Но не только это останавливало Машу. Она уже доказала однажды, что и в этом положении может учиться и сдавать экзамены не хуже, чем прежде. Останавливало другое.

Маша помнила брошенные когда-то Лизой слова: «Сеня хочет, чтоб у нас был свой ребенок»… Свой, потому что Зоя чужая. А своя ли Зоя для Кости?

Маша попыталась проверить. Она проверяла это со страхом — каким-то окажется Костя? Она спросила его однажды, не хочется ли ему своего ребенка. И Костя удивился: а разве Зоя не своя? За что обижать ее противопоставлением — свой, не свой? Разве он не доказал, что полюбил ее, как свою? Он даже сказал какой-то своей дальней родственнице, что был знаком с Машей уже давно, лет пять назад, и Зоя — его дочка, а женился он только теперь… Мало ли, как бывает в жизни?

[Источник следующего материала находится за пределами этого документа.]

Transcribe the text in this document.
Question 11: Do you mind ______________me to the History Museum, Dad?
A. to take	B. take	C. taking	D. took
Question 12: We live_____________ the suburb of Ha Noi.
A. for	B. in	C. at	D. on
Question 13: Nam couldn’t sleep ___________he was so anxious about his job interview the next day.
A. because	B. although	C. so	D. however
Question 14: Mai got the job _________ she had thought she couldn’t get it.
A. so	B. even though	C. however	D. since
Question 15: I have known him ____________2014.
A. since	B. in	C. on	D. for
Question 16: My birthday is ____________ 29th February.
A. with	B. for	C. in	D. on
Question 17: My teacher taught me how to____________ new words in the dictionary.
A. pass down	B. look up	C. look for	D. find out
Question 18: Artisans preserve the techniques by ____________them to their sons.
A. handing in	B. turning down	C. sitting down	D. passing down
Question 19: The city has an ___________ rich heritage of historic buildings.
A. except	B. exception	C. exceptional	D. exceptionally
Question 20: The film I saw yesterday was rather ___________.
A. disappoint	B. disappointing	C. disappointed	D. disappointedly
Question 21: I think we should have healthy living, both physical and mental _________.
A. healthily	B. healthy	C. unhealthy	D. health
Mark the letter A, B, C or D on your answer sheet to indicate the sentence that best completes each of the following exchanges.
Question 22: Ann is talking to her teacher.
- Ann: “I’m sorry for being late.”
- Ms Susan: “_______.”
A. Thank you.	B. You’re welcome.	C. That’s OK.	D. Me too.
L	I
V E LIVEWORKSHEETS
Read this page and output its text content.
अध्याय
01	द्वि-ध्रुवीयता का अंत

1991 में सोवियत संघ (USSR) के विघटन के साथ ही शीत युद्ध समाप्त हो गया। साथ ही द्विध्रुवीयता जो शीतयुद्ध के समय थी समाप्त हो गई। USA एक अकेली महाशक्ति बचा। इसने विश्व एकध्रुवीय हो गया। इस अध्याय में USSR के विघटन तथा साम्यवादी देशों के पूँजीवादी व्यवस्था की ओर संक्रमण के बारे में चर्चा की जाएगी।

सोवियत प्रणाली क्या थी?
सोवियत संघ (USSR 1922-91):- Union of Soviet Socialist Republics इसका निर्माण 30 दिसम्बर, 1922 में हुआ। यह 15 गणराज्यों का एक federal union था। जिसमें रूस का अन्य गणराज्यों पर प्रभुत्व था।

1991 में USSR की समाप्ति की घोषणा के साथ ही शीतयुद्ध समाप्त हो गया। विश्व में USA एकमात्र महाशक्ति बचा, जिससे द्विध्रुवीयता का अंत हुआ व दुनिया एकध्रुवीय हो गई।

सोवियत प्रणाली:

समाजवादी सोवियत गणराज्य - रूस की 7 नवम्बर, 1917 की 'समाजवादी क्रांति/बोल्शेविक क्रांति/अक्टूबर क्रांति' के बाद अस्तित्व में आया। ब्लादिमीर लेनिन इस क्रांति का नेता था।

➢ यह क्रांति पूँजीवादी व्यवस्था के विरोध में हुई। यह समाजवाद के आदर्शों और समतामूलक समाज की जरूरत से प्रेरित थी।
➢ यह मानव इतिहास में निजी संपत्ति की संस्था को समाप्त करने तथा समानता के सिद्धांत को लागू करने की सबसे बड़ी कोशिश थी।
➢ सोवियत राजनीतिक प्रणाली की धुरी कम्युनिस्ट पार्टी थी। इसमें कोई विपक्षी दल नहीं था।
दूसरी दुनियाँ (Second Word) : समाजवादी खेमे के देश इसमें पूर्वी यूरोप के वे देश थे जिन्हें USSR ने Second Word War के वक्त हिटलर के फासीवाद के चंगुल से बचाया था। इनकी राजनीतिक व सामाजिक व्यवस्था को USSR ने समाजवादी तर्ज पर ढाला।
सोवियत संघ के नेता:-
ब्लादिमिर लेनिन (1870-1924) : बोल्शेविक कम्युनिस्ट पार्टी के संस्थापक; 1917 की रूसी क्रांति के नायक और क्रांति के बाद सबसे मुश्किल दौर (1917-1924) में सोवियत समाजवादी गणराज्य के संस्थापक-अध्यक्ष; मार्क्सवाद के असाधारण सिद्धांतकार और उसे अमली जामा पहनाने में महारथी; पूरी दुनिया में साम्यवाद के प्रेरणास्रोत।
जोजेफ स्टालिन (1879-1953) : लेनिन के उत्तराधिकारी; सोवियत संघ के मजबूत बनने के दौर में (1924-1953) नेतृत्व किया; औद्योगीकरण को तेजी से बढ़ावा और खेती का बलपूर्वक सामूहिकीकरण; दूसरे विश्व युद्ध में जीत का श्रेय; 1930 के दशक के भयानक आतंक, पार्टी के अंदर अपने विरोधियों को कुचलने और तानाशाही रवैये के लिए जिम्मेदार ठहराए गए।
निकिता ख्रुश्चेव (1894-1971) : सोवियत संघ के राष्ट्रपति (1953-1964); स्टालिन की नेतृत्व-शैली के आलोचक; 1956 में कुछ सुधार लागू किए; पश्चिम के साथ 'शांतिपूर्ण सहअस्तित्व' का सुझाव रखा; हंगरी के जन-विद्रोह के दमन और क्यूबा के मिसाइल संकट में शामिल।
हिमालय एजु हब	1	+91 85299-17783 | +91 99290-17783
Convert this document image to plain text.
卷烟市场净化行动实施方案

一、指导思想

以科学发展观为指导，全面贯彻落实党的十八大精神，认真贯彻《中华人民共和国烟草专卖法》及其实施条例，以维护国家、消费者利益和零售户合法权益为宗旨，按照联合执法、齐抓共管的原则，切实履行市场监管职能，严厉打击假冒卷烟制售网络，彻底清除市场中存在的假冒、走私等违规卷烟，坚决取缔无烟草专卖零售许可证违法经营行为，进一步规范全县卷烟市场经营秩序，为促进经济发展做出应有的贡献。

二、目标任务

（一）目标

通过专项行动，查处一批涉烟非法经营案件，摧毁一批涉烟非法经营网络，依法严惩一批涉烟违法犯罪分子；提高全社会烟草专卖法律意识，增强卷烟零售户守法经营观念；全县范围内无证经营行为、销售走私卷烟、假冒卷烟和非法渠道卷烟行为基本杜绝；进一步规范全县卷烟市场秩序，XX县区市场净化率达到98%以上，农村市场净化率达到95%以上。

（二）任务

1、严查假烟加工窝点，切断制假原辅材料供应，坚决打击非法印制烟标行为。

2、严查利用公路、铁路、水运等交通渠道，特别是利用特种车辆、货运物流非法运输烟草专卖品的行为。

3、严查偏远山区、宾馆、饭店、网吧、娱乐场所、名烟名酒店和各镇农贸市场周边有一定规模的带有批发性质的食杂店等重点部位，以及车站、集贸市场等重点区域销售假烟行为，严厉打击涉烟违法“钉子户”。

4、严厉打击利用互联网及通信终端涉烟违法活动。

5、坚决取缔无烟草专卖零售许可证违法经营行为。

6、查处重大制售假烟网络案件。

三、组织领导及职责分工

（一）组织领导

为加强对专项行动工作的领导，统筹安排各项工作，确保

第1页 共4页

Маша вздохнула с облегчением, выслушав это объяснение. Да, он любит ее, а с ней любит и маленькую Зойку. Поэтому у него и нет такого острого желания — завести «своего» ребенка, он боится обидеть маленькую девчонку, которая ни в чем не виновата, которая не выбирала себе отца, в конце концов. А когда у них все-таки будет ребенок, Костя не станет любить его больше, чем Зою. В это можно поверить. И Зое от появления сестры или брата должно стать только лучше, но никак не хуже.